Home Insurance Coverage Questions: Sewer Back-Up Coverage

We’ve all experienced heavy rains and we can all agree that there’s no better feeling than coming back to a warm and dry home. However, when that amount of rain overwhelms drainage sewers, water only has one place to go: straight into your home.

Why You Should Add Water Backup Coverage to Your Homeowners Insurance Policy

As extensive as the damage can be, it’s not typically covered by the standard homeowner’s insurance policy. Sewer backups are also not covered in the flood protection provided by the National Flood Insurance Program (NFIP), which is why it’s important to invest in water backup insurance.

What is Water Backup Insurance?

Also known as sewer backup insurance, water backup insurance must be purchased as an extension of your standard homeowners insurance policy.

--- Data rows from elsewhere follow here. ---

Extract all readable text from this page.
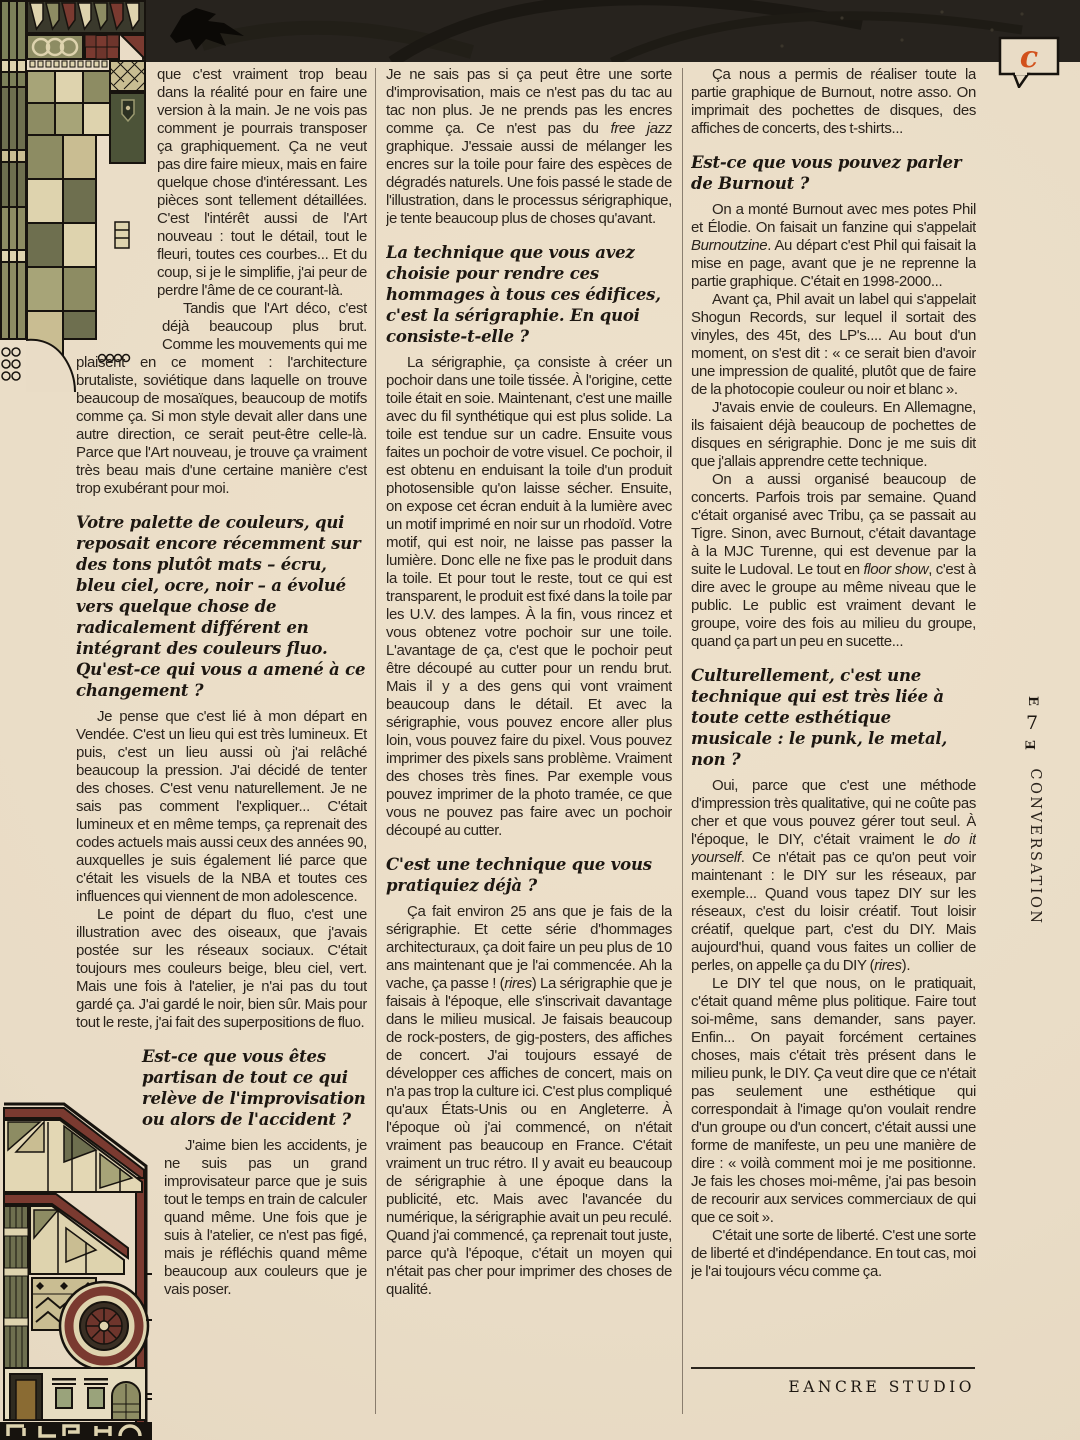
c

que c'est vraiment trop beau dans la réalité pour en faire une version à la main. Je ne vois pas comment je pourrais transposer ça graphiquement. Ça ne veut pas dire faire mieux, mais en faire quelque chose d'intéressant. Les pièces sont tellement détaillées. C'est l'intérêt aussi de l'Art nouveau : tout le détail, tout le fleuri, toutes ces courbes... Et du coup, si je le simplifie, j'ai peur de perdre l'âme de ce courant-là.

Tandis que l'Art déco, c'est déjà beaucoup plus brut. Comme les mouvements qui me plaisent en ce moment : l'architecture brutaliste, soviétique dans laquelle on trouve beaucoup de mosaïques, beaucoup de motifs comme ça. Si mon style devait aller dans une autre direction, ce serait peut-être celle-là. Parce que l'Art nouveau, je trouve ça vraiment très beau mais d'une certaine manière c'est trop exubérant pour moi.

Votre palette de couleurs, qui reposait encore récemment sur des tons plutôt mats – écru, bleu ciel, ocre, noir – a évolué vers quelque chose de radicalement différent en intégrant des couleurs fluo. Qu'est-ce qui vous a amené à ce changement ?

Je pense que c'est lié à mon départ en Vendée. C'est un lieu qui est très lumineux. Et puis, c'est un lieu aussi où j'ai relâché beaucoup la pression. J'ai décidé de tenter des choses. C'est venu naturellement. Je ne sais pas comment l'expliquer... C'était lumineux et en même temps, ça reprenait des codes actuels mais aussi ceux des années 90, auxquelles je suis également lié parce que c'était les visuels de la NBA et toutes ces influences qui viennent de mon adolescence.

Le point de départ du fluo, c'est une illustration avec des oiseaux, que j'avais postée sur les réseaux sociaux. C'était toujours mes couleurs beige, bleu ciel, vert. Mais une fois à l'atelier, je n'ai pas du tout gardé ça. J'ai gardé le noir, bien sûr. Mais pour tout le reste, j'ai fait des superpositions de fluo.

Est-ce que vous êtes partisan de tout ce qui relève de l'improvisation ou alors de l'accident ?

J'aime bien les accidents, je ne suis pas un grand improvisateur parce que je suis tout le temps en train de calculer quand même. Une fois que je suis à l'atelier, ce n'est pas figé, mais je réfléchis quand même beaucoup aux couleurs que je vais poser.

Je ne sais pas si ça peut être une sorte d'improvisation, mais ce n'est pas du tac au tac non plus. Je ne prends pas les encres comme ça. Ce n'est pas du free jazz graphique. J'essaie aussi de mélanger les encres sur la toile pour faire des espèces de dégradés naturels. Une fois passé le stade de l'illustration, dans le processus sérigraphique, je tente beaucoup plus de choses qu'avant.

La technique que vous avez choisie pour rendre ces hommages à tous ces édifices, c'est la sérigraphie. En quoi consiste-t-elle ?

La sérigraphie, ça consiste à créer un pochoir dans une toile tissée. À l'origine, cette toile était en soie. Maintenant, c'est une maille avec du fil synthétique qui est plus solide. La toile est tendue sur un cadre. Ensuite vous faites un pochoir de votre visuel. Ce pochoir, il est obtenu en enduisant la toile d'un produit photosensible qu'on laisse sécher. Ensuite, on expose cet écran enduit à la lumière avec un motif imprimé en noir sur un rhodoïd. Votre motif, qui est noir, ne laisse pas passer la lumière. Donc elle ne fixe pas le produit dans la toile. Et pour tout le reste, tout ce qui est transparent, le produit est fixé dans la toile par les U.V. des lampes. À la fin, vous rincez et vous obtenez votre pochoir sur une toile. L'avantage de ça, c'est que le pochoir peut être découpé au cutter pour un rendu brut. Mais il y a des gens qui vont vraiment beaucoup dans le détail. Et avec la sérigraphie, vous pouvez encore aller plus loin, vous pouvez faire du pixel. Vous pouvez imprimer des pixels sans problème. Vraiment des choses très fines. Par exemple vous pouvez imprimer de la photo tramée, ce que vous ne pouvez pas faire avec un pochoir découpé au cutter.

C'est une technique que vous pratiquiez déjà ?

Ça fait environ 25 ans que je fais de la sérigraphie. Et cette série d'hommages architecturaux, ça doit faire un peu plus de 10 ans maintenant que je l'ai commencée. Ah la vache, ça passe ! (rires) La sérigraphie que je faisais à l'époque, elle s'inscrivait davantage dans le milieu musical. Je faisais beaucoup de rock-posters, de gig-posters, des affiches de concert. J'ai toujours essayé de développer ces affiches de concert, mais on n'a pas trop la culture ici. C'est plus compliqué qu'aux États-Unis ou en Angleterre. À l'époque où j'ai commencé, on n'était vraiment pas beaucoup en France. C'était vraiment un truc rétro. Il y avait eu beaucoup de sérigraphie à une époque dans la publicité, etc. Mais avec l'avancée du numérique, la sérigraphie avait un peu reculé. Quand j'ai commencé, ça reprenait tout juste, parce qu'à l'époque, c'était un moyen qui n'était pas cher pour imprimer des choses de qualité.

Ça nous a permis de réaliser toute la partie graphique de Burnout, notre asso. On imprimait des pochettes de disques, des affiches de concerts, des t-shirts...

Est-ce que vous pouvez parler de Burnout ?

On a monté Burnout avec mes potes Phil et Élodie. On faisait un fanzine qui s'appelait Burnoutzine. Au départ c'est Phil qui faisait la mise en page, avant que je ne reprenne la partie graphique. C'était en 1998-2000...

Avant ça, Phil avait un label qui s'appelait Shogun Records, sur lequel il sortait des vinyles, des 45t, des LP's.... Au bout d'un moment, on s'est dit : « ce serait bien d'avoir une impression de qualité, plutôt que de faire de la photocopie couleur ou noir et blanc ».

J'avais envie de couleurs. En Allemagne, ils faisaient déjà beaucoup de pochettes de disques en sérigraphie. Donc je me suis dit que j'allais apprendre cette technique.

On a aussi organisé beaucoup de concerts. Parfois trois par semaine. Quand c'était organisé avec Tribu, ça se passait au Tigre. Sinon, avec Burnout, c'était davantage à la MJC Turenne, qui est devenue par la suite le Ludoval. Le tout en floor show, c'est à dire avec le groupe au même niveau que le public. Le public est vraiment devant le groupe, voire des fois au milieu du groupe, quand ça part un peu en sucette...

Culturellement, c'est une technique qui est très liée à toute cette esthétique musicale : le punk, le metal, non ?

Oui, parce que c'est une méthode d'impression très qualitative, qui ne coûte pas cher et que vous pouvez gérer tout seul. À l'époque, le DIY, c'était vraiment le do it yourself. Ce n'était pas ce qu'on peut voir maintenant : le DIY sur les réseaux, par exemple... Quand vous tapez DIY sur les réseaux, c'est du loisir créatif. Tout loisir créatif, quelque part, c'est du DIY. Mais aujourd'hui, quand vous faites un collier de perles, on appelle ça du DIY (rires).

Le DIY tel que nous, on le pratiquait, c'était quand même plus politique. Faire tout soi-même, sans demander, sans payer. Enfin... On payait forcément certaines choses, mais c'était très présent dans le milieu punk, le DIY. Ça veut dire que ce n'était pas seulement une esthétique qui correspondait à l'image qu'on voulait rendre d'un groupe ou d'un concert, c'était aussi une forme de manifeste, un peu une manière de dire : « voilà comment moi je me positionne. Je fais les choses moi-même, j'ai pas besoin de recourir aux services commerciaux de qui que ce soit ».

C'était une sorte de liberté. C'est une sorte de liberté et d'indépendance. En tout cas, moi je l'ai toujours vécu comme ça.

E
7
E
CONVERSATION
EANCRE STUDIO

Water backup insurance offers coverage for any damage done by raw sewage backing up into your home.

Sewer backup insurance also offers coverage if your sump pump were to overflow and cause damage to your home as well. Did you know that scenario is also typically excluded in a standard homeowner’s insurance policy? 

Water backup coverage also offers loss of use coverage, which provides you with clean accommodations while repairs are being made for your home to be safe to occupy again. 

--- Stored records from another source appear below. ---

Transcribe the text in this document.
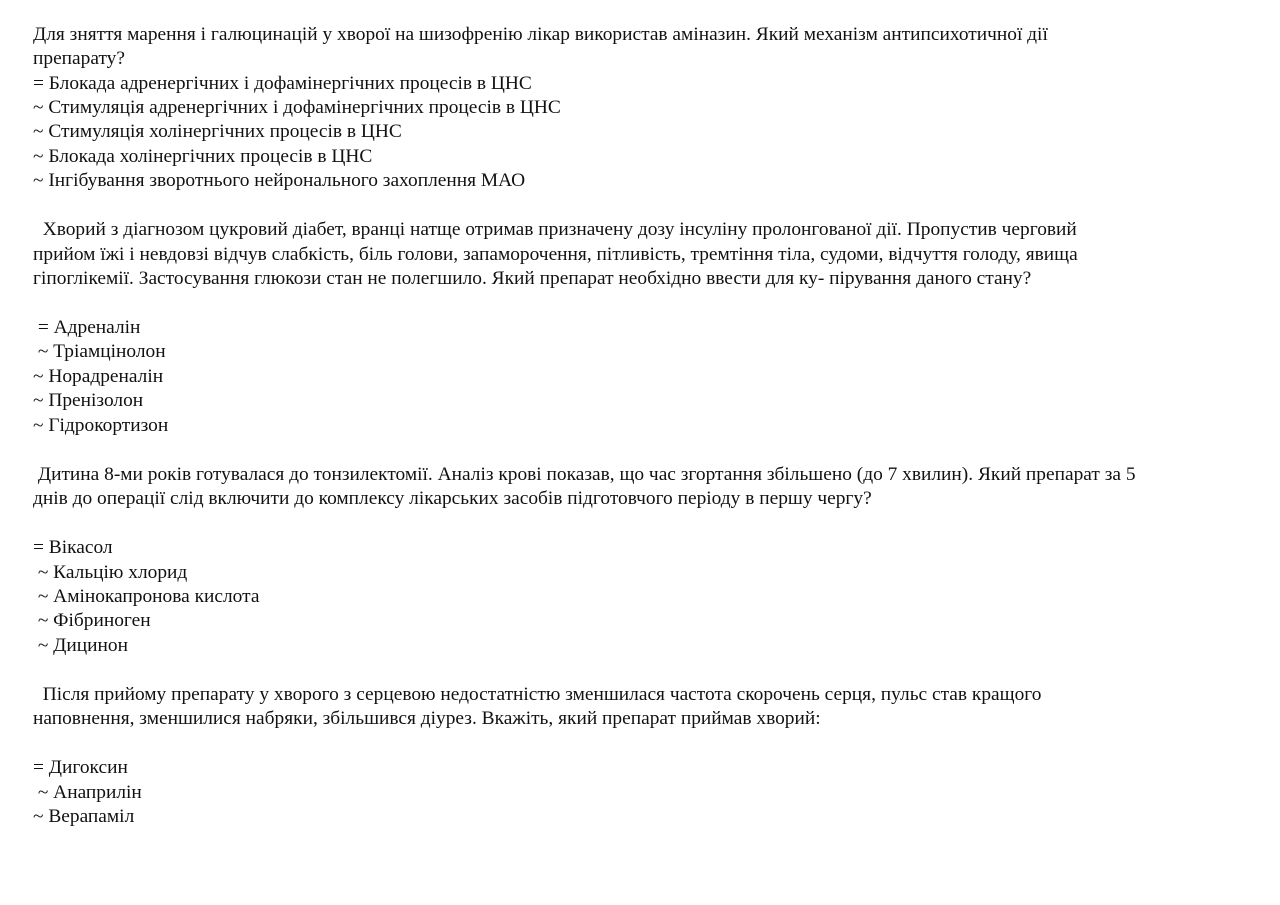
Для зняття марення і галюцинацій у хворої на шизофренію лікар використав аміназин. Який механізм антипсихотичної дії

препарату?

= Блокада адренергічних і дофамінергічних процесів в ЦНС

~ Стимуляція адренергічних і дофамінергічних процесів в ЦНС

~ Стимуляція холінергічних процесів в ЦНС

~ Блокада холінергічних процесів в ЦНС

~ Інгібування зворотнього нейронального захоплення МАО

Хворий з діагнозом цукровий діабет, вранці натще отримав призначену дозу інсуліну пролонгованої дії. Пропустив черговий

прийом їжі і невдовзі відчув слабкість, біль голови, запаморочення, пітливість, тремтіння тіла, судоми, відчуття голоду, явища

гіпоглікемії. Застосування глюкози стан не полегшило. Який препарат необхідно ввести для ку- пірування даного стану?

= Адреналін

~ Тріамцінолон

~ Норадреналін

~ Пренізолон

~ Гідрокортизон

Дитина 8-ми років готувалася до тонзилектомії. Аналіз крові показав, що час згортання збільшено (до 7 хвилин). Який препарат за 5

днів до операції слід включити до комплексу лікарських засобів підготовчого періоду в першу чергу?

= Вікасол

~ Кальцію хлорид

~ Амінокапронова кислота

~ Фібриноген

~ Дицинон

Після прийому препарату у хворого з серцевою недостатністю зменшилася частота скорочень серця, пульс став кращого

наповнення, зменшилися набряки, збільшився діурез. Вкажіть, який препарат приймав хворий:

= Дигоксин

~ Анаприлін

~ Верапаміл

Do I Need Water Backup Coverage?

The average cost of water backup coverage ranges from $50 to $250 annually, depending on your risk exposure and the limits you select.

However, when compared to how much a sewer backup incident would cost you, the coverage seems priceless. According to sewage industry experts, the average cleanup cost is approximately $7.00 per square foot of the affected area. This means that your 1,000 square foot basement would cost you around $7,000 to clean and repair.

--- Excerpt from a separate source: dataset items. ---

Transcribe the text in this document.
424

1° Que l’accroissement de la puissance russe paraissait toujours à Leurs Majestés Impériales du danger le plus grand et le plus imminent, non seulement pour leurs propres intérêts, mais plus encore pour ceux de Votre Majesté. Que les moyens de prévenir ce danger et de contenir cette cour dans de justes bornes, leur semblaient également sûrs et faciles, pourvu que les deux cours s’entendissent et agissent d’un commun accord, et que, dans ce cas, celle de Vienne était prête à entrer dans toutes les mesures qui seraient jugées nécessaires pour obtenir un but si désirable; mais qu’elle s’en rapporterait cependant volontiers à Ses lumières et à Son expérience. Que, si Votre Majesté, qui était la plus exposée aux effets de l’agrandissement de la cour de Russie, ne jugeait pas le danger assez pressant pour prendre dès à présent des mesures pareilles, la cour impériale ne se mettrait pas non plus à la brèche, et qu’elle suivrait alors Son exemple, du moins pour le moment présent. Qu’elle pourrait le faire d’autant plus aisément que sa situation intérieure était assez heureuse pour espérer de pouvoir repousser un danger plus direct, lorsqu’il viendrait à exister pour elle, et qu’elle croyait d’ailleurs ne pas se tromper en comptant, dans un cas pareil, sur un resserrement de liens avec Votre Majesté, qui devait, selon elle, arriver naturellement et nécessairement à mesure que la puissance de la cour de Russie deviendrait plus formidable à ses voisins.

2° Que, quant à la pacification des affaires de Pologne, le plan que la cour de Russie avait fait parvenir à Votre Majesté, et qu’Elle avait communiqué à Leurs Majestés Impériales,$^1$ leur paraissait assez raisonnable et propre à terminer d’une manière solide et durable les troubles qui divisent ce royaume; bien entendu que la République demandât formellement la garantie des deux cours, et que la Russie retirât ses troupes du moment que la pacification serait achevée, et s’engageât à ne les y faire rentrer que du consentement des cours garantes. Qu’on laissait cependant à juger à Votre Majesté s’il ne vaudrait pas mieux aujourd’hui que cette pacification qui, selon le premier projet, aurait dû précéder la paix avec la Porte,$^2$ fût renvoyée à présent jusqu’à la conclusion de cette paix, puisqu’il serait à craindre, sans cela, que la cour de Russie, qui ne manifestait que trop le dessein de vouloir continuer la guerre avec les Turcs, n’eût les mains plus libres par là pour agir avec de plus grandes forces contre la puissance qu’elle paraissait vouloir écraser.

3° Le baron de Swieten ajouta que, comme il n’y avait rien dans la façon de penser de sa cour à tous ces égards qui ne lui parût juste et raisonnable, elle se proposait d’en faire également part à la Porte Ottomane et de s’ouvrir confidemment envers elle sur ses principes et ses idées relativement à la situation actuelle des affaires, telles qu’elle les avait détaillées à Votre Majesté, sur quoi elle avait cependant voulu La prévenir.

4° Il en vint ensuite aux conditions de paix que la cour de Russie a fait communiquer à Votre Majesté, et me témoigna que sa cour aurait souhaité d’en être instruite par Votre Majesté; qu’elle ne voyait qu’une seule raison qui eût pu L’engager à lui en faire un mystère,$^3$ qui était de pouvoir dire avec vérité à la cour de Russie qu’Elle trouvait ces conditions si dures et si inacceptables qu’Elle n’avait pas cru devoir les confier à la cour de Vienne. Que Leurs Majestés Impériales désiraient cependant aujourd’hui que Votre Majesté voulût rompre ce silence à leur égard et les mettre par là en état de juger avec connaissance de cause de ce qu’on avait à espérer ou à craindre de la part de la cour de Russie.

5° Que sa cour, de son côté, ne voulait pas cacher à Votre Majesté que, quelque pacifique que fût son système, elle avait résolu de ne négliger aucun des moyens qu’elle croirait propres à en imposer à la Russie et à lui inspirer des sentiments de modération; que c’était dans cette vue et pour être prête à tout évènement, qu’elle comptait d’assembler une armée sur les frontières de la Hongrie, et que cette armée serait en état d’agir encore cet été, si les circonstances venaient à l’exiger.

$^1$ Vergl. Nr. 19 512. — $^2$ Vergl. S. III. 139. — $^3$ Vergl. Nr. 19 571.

There are many misconceptions on who really needs sewage backup coverage. Regardless of whether you live on top of a hill or if you don’t have a basement, the risk is always present. In fact, between 2009 and 2013, water damage claims accounted for more than a quarter of all homeowners property damage insurance claims.

Don’t subject yourself to being unprepared should disaster strike. If raw sewage were to contaminate your home, it’s always best to be prepared to avoid dealing with the financial fallout and cleanup on your own.